Because it relies too heavily on a very weak link in the cyberspace chain: password security.

[QUOTE]

SMTPAuth only applies to the first outgoing step, authenticating the user sending email from their own computer to their own ISP/company/school/whatever mail server. Assuming the recipient is not served by the same mail server, the mail server will contact another server at another ISP/company/school/whatever and pass the message along. There may be multiple server-to-server hops, all unauthenticated. The last hop delivers the mail to the recipient, again unauthenticated.

The main hole is here that it is trivial to bypass that first server. I can write a simple send-only mail client in about 100 lines of C code. Many virus/worm/etc have their own little mail client, and they lookup the mail server of the recipient and connect directly to that server. This is an unauthenticated connection.

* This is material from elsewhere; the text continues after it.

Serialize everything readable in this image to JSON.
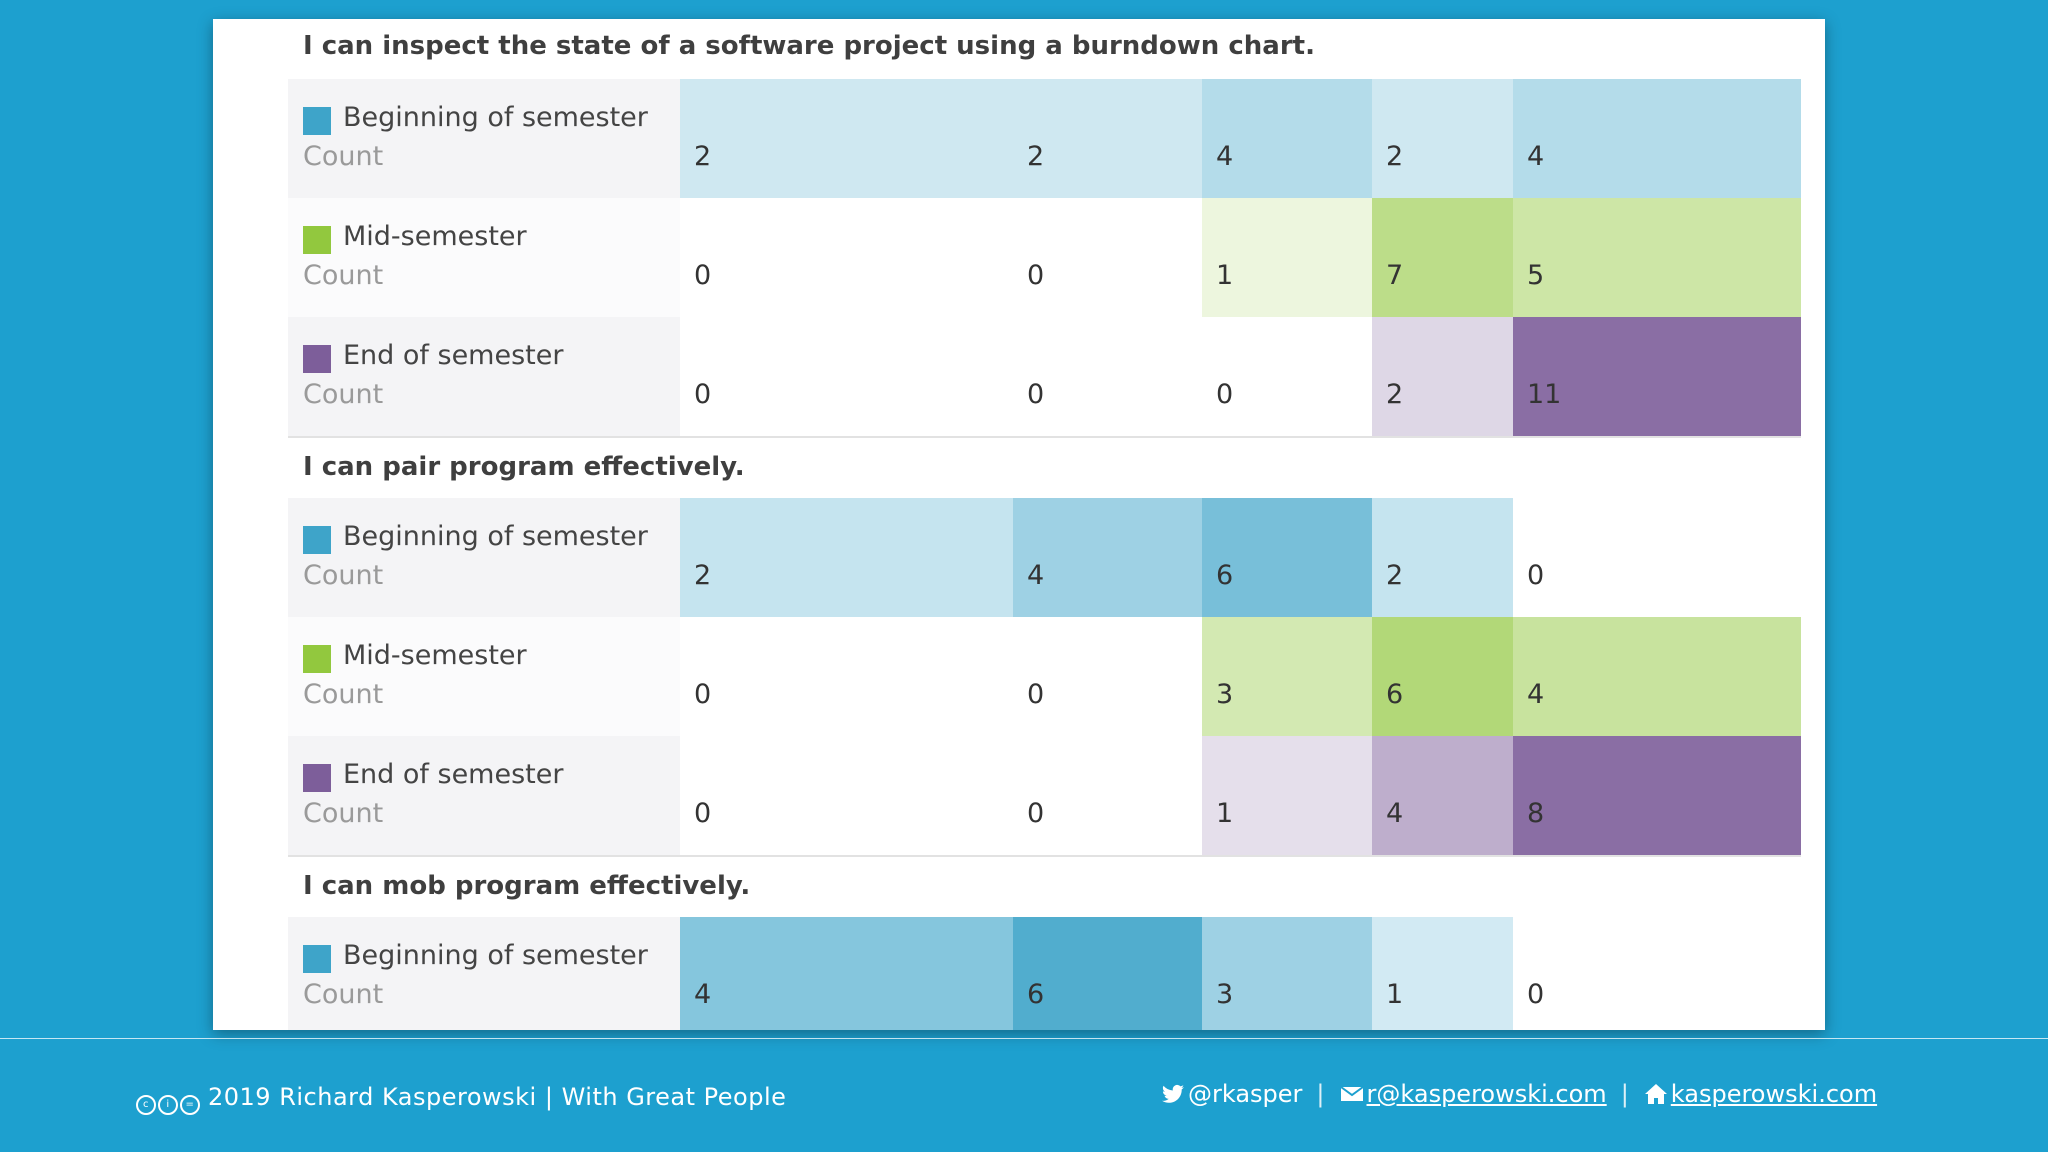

There are a few fixes for this. First, an ISP can block outgoing mail connections except those going through one of its approved servers. If you try to make a direct mail connection to an outside mail server, the ISPs routers will just drop it on the floor. Many large ISPs already do this. It isn’t perfect, because you canget around this by setting up proxies around the internet on computers that aren’t restricted on outgoing mail connections and bounce your stuff off these proxies.

Second, there are a few proposals to do rudimentary (or better) authentication on those server-to-server hops. The simplest of these takes a look at the network where the message came from and lookup what IP addresses the sending network claims are legitimate mail servers. Again, you could get around this by using proxies to bounce stuff off insecure networks.